# Humping at 12 weeks?



## gewaltiger Sturm (Jan 25, 2012)

Hello,
My 12 week old has started humping. Not people really but he will go through the motions. Like just now, I was tossing his toy and when he brings it back he would start the motions. Isnt he to young for this? I have seen this a couple times now.


----------



## gypsyrose (Nov 22, 2010)

Gypsy is a femail dog and she humped people she really liked one of our decroaters she really liked stil keeps her distance from Gypsy although she hasent humped any thing for ove a year now. when we play she still wrapes her front legs around me and trys to take the frisbee it kinda looks like humping but its something different she does.


----------



## Rua (Jan 2, 2012)

No he's not too young and it isn't always related to sex hormones. Sometimes it's a dominance thing. "ie: "I'll show YOU whose boss, toy! Take that!"

Our dog is a girl and she did that a bit with her toys from around 9 weeks to 13 weeks. (It kinda freaked me out the first time I saw her do it because I didn't even know that girl dogs could do that. LOL!) She hasn't done it in weeks now.

Don't worry. It's normal. I've since learned that a lot of puppies do it and then it often goes away on it's own.


----------



## shaner (Oct 17, 2010)

My 4 month old pup humps my other dog. I always correct him as I do not want that to continue as he gets older. I hope it goes away on its own. She always tries to buck him off, but sometimes he gets his paws locked right in and she can't get free. Strong little bugger


----------



## Castlemaid (Jun 29, 2006)

In small puppies like this, it can be excitement and play behaviour. Not always dominance, and not in a puppy that young! In dogs, puppy play is a rehearsal for adult behaviours. An 12 week old doing something does not have the same meaning as an adult dog doing the same thing. 

Not something to be concerned about, but definitely stop him and discourage him from doing it, otherwise it can become ingrained behaviour - you don't want him to be humping everytime he starts playing or gets excited.


----------



## Samba (Apr 23, 2001)

My puppy Sheltie was humping every toy in sight at 7 weeks old. It is puppy humping and not uncommon. They get excited.
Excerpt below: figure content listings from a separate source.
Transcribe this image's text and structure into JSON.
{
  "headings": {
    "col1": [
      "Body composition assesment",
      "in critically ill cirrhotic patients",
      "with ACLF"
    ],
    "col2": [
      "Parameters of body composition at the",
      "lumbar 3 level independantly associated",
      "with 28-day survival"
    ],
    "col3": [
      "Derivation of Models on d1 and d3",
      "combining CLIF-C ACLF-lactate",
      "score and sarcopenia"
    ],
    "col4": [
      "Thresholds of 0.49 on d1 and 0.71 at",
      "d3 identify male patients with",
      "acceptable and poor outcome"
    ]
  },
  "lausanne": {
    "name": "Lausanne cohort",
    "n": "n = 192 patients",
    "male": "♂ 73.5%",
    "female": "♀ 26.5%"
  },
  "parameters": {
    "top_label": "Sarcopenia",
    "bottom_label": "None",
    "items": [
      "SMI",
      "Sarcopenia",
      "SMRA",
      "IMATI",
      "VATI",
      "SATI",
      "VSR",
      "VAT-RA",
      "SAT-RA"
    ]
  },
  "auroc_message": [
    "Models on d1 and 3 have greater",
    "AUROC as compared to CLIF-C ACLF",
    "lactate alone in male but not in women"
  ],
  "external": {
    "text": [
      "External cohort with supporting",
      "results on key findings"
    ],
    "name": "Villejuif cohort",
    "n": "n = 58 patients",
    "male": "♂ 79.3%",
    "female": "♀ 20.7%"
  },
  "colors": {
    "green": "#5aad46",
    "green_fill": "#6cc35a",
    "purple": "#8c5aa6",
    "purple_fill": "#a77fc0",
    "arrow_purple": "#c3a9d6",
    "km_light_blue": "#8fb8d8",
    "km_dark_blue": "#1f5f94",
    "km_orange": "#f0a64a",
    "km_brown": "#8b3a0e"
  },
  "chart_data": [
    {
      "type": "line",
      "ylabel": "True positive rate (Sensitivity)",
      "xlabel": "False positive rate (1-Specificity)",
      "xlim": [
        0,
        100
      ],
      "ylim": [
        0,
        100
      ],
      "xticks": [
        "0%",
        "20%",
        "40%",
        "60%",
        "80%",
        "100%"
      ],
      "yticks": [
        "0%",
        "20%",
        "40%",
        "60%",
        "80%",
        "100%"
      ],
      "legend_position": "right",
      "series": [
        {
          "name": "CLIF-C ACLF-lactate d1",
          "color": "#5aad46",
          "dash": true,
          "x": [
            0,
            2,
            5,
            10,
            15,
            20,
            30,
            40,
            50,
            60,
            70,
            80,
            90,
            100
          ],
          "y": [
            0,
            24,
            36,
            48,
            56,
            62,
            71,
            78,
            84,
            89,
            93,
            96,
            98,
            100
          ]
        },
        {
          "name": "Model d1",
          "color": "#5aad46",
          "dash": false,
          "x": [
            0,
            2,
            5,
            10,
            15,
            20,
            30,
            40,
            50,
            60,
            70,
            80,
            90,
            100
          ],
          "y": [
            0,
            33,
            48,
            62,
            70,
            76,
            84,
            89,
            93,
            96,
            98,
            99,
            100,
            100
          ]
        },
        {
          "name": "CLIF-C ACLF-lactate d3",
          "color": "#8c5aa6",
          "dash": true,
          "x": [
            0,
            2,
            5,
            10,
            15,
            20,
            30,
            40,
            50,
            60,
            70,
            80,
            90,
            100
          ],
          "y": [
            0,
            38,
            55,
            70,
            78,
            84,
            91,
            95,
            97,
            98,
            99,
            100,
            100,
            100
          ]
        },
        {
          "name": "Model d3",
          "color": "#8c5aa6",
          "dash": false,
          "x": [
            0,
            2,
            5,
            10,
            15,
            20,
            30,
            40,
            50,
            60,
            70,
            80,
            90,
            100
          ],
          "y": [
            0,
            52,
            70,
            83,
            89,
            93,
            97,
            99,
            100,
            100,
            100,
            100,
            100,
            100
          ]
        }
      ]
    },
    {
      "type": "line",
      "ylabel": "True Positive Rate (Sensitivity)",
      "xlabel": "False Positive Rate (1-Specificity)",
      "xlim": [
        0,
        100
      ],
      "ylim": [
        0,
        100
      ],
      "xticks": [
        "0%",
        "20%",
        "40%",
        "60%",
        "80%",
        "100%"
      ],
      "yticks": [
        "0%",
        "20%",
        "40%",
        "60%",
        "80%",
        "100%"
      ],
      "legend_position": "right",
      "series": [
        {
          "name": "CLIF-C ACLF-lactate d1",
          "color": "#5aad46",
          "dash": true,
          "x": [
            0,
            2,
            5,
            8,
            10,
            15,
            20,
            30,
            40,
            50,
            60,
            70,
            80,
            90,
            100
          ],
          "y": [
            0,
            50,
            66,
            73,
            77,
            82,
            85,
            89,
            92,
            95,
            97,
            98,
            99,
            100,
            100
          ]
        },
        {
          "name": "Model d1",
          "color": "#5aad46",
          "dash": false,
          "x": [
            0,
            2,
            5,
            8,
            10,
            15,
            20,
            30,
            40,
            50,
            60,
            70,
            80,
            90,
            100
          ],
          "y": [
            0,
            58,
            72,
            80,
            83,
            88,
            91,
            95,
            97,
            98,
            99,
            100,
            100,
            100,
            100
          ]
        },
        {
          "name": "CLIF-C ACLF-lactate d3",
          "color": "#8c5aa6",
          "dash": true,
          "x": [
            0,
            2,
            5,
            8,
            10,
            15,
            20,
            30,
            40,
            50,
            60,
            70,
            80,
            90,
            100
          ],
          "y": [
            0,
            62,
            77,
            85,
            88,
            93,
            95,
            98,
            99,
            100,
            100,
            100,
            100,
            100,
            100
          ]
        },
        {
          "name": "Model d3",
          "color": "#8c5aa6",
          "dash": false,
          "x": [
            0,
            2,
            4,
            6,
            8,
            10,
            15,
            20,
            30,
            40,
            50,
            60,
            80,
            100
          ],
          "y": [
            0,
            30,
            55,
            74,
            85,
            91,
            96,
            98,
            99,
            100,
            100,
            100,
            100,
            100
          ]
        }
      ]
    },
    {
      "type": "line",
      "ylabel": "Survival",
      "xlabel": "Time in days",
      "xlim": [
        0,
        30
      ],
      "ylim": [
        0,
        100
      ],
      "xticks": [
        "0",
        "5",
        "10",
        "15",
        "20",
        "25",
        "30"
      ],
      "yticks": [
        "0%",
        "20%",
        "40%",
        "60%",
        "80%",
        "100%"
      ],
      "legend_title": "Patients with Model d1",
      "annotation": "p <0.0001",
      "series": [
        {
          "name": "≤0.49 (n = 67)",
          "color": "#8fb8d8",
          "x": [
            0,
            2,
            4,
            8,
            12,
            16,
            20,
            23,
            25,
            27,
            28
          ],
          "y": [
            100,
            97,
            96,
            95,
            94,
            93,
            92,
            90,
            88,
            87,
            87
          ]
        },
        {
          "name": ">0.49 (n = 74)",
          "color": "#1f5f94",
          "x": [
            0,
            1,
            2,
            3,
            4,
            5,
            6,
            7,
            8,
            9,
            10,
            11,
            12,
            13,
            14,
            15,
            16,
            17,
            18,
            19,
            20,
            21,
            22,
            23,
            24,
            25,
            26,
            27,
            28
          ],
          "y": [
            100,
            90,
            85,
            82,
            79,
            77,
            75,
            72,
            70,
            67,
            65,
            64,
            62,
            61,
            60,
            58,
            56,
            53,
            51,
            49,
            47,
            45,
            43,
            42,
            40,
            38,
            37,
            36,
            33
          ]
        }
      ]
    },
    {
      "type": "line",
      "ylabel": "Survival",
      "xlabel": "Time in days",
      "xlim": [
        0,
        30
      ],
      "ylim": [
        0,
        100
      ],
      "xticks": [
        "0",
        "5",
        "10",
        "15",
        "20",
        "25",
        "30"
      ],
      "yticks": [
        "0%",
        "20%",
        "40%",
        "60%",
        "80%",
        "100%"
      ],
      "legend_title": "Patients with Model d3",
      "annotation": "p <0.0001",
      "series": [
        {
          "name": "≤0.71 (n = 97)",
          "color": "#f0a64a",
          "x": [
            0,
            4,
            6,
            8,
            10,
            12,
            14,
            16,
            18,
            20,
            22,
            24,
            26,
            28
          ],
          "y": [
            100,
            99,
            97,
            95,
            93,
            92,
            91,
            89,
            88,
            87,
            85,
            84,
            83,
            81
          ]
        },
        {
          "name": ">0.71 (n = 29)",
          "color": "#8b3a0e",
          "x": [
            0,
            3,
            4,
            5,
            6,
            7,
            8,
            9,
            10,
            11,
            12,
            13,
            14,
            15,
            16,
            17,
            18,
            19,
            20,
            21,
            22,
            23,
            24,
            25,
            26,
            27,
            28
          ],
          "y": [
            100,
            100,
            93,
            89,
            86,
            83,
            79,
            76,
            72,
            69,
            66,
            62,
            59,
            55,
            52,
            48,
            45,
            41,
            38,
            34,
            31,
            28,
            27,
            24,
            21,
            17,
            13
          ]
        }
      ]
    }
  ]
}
It may be a developmental thing.


----------



## vom Eisenherz (Feb 13, 2012)

Toy-related would make me guess it's probably just excitement and an outlet for it. 

With regard to comments that it's "too young" to be dominance, that is just not the case always. It is probably generally true, but there are lines where very early displays of dominance do occur. True, it's not sexual so much at that age, but while they may not have a conscious reason for doing it, it's stemming from a will to dominate, which some have more than others. 

I have a bitch whose puppies regularly start humping each other around 4 weeks, then humping me and biting me around 4.5-5 weeks. I will go in to feed them and have them all over my legs, all hanging on with both teeth and legs. Cute, at first. Then not so much, toward week 6. :laugh:

Hallix's puppy, Cierny, would hump and bite her brothers at 3 weeks. She was a holy terror.


----------



## Castlemaid (Jun 29, 2006)

I know pups will show dominance behaviour among themselves, over over a toy. I was trying to avoid labeling the pup in the OP's post as dominant. Too many people read too much into a puppy's behaviour, and once the label is applied, every thing the pup does is read as "dominant". In this case, as in most cases, it is just play.


----------



## Samba (Apr 23, 2001)

I don't know that we know puppy humping is a dominance thing all the time. It may have other developmental functions. It also is elicited reflexively by pressure on the genital area in pups. So it is a part of normal development.

Yes, Lucia, if it is related to dominance in a dog it is unfortunate the thinking that has come to be popular in many places as to what this means that talk of it also almost makes me cringe.


----------



## Clyde (Feb 13, 2011)

My guy did this occasionally when he was 8 weeks and for the next few weeks. It was just an excitement/play thing with him and I would just put his front end back on the floor and hold his chest there until he was less "excited". It never developed into anything else.


----------



## gewaltiger Sturm (Jan 25, 2012)

Thanks for all the replies. Im thinking its an excitment thing being that he only does it when he is , well, excited. He has a very high drive and normaly when I have seen this behavior is when he first comes out of his ex-pen and is having paly time. He does get corrected by puting him down and telling him no. Once he has calmed down play time startes again.


----------